89 Ainsworth Street
This is the story of the Tyler/Tayler/Taylor family have lived at number 89 for several generations.
Number 89 is one of a pair of terraced houses on the west side of Ainsworth Street.
The Story of Thomas Tyler and his Family
Thomas Tyler arrives in Cambridge by 1881, living at 20 Kingston Street. He was born in 1850 in Sible Hedingham in Essex. His wife, Leavnea, was born in 1857 in Erith, North Kent, which is today in the London Borough Of Bexley. Thomas works as a Railway Porter, which suggests he would have worked at Cambridge station for one of the three railway companies serving it at the time, carting people’s luggage to and from trains. With him in 1881, in Kingston Street, are two children, Arthur, aged 2, and Edith, aged 8, along with his niece Emily Wilder, who is listed as a scholar.
In 1891, he has moved to 89 Ainsworth Street, living there with his wife and six children. Now aged 41, Thomas is still working as a railway porter. Both Arthur and Edith are now in education, along with two of his other children, Ernest, aged 7, and Ethel, aged 5. His two youngest children are too young to go to school, George, aged 3, and Edwin, aged 1.
Arthur and Edith move out, and cannot be traced due to the popularity of the name Taylor.
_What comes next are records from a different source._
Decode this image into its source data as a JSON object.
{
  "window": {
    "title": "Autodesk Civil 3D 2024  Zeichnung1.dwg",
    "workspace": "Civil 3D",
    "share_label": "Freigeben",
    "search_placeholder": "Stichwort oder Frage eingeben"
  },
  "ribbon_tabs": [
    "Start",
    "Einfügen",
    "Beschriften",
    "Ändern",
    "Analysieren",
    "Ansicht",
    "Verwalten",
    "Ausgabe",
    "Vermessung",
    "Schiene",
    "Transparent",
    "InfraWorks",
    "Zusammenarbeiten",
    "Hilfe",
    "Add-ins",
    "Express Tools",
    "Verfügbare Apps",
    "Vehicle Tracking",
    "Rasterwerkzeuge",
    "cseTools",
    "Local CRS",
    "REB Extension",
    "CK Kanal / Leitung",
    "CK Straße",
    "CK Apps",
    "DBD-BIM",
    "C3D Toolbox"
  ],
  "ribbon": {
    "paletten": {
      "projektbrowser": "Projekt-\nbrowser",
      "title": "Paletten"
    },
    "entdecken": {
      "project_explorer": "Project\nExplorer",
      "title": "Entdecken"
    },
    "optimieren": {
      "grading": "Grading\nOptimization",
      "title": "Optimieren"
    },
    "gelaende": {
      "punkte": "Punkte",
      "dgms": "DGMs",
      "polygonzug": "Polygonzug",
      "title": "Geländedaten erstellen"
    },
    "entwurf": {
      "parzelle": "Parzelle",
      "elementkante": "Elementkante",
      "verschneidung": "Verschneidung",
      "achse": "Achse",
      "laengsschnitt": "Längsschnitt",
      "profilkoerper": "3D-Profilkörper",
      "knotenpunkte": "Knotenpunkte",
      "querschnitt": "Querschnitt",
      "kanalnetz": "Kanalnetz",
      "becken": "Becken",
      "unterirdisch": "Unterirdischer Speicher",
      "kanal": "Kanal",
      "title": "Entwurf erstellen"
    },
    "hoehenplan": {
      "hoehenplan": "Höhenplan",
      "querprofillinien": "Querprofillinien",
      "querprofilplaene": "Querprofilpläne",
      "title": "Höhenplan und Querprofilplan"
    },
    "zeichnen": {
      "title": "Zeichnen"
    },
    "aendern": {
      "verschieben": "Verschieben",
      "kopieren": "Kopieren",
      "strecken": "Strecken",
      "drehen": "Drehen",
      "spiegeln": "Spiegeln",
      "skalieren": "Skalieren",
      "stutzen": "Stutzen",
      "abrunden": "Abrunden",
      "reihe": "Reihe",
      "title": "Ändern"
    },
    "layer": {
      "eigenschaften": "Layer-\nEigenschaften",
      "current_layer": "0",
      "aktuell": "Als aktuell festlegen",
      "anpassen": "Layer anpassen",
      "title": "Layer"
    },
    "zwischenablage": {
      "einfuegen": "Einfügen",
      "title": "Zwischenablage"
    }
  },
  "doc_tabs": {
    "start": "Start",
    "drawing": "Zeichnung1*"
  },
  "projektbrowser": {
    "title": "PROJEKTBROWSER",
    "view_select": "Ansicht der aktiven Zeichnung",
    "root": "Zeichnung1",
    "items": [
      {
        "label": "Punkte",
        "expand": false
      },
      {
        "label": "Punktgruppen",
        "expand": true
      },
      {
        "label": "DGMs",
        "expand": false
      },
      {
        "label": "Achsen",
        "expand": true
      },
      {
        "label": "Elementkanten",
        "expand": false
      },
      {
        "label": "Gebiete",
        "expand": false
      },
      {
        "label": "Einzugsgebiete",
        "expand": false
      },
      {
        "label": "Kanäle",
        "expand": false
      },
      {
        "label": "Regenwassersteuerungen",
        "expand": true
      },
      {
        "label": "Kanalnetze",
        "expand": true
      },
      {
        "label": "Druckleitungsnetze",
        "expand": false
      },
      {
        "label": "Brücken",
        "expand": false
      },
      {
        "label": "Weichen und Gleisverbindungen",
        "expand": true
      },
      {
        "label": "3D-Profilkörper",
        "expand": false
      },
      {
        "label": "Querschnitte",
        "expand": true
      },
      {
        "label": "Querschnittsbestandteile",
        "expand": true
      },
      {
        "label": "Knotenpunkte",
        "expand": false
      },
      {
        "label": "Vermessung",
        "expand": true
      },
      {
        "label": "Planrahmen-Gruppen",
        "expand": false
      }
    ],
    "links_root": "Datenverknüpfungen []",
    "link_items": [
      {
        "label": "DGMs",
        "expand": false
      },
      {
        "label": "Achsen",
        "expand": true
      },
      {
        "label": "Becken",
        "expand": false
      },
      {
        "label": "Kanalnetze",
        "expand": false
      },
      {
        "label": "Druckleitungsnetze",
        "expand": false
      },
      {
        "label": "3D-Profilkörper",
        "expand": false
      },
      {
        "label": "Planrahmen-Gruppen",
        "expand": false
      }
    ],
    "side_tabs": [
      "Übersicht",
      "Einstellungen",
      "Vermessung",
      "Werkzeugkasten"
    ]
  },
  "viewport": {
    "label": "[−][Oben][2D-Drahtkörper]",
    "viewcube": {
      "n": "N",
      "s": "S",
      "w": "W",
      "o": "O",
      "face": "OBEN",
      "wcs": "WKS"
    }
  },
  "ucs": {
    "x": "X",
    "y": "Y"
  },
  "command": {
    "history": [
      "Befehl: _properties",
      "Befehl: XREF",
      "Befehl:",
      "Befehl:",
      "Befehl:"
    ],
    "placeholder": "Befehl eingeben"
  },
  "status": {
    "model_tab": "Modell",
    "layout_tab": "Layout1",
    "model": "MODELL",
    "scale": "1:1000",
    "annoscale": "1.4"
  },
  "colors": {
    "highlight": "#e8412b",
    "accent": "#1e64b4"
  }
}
Ernest Taylor, now 17, is working as a Printer’s apprentice, but none of his siblings are in education at this time. There are 3 new members of the Tayler family, Frank, aged 9; Sidney, aged 6; and Hilda, aged 3.
1911 – present
The Tylers are still at number 89 in 1911, and Thomas Tyler, as it is now written, is described as Railway Porter G.N.R, which shows he worked for the Great Northern Railway, who ran services from London Kings Cross to Cambridge, to Ely and to Peterborough. They were also the dominant company on the East Coast route from Kings Cross to Edinburgh.
By 1911, Ernest and George have left home, and Edwin, now 21, has got a job as a provision shop assistant. His younger brother Frank is working as a Clerk for a soap manufacturer, potentially the local soap factory which was off Staffordshire Street on the now demolished Gas Lane. Sidney Tyler, now 16, is a bootmakers apprentice, while Hilda is in education. Ethel has left Cambridge at this point, and has got a job working as a domestic servant, a cook, in Notting Hill in London.
In 1922 Hilda Tyler marries William Aves, and on the 1939 register we see that Hilda Aves is living at number 89 with their daughter Doris Aves, who was born in 1923, and married Frederick Cross in 1951. Frederick would have served as a soldier in the Second World War, which is likely when they met. Doris Cross died in 1994 and today their grandson Stuart Cross still lives in no. 89 Ainsworth Street.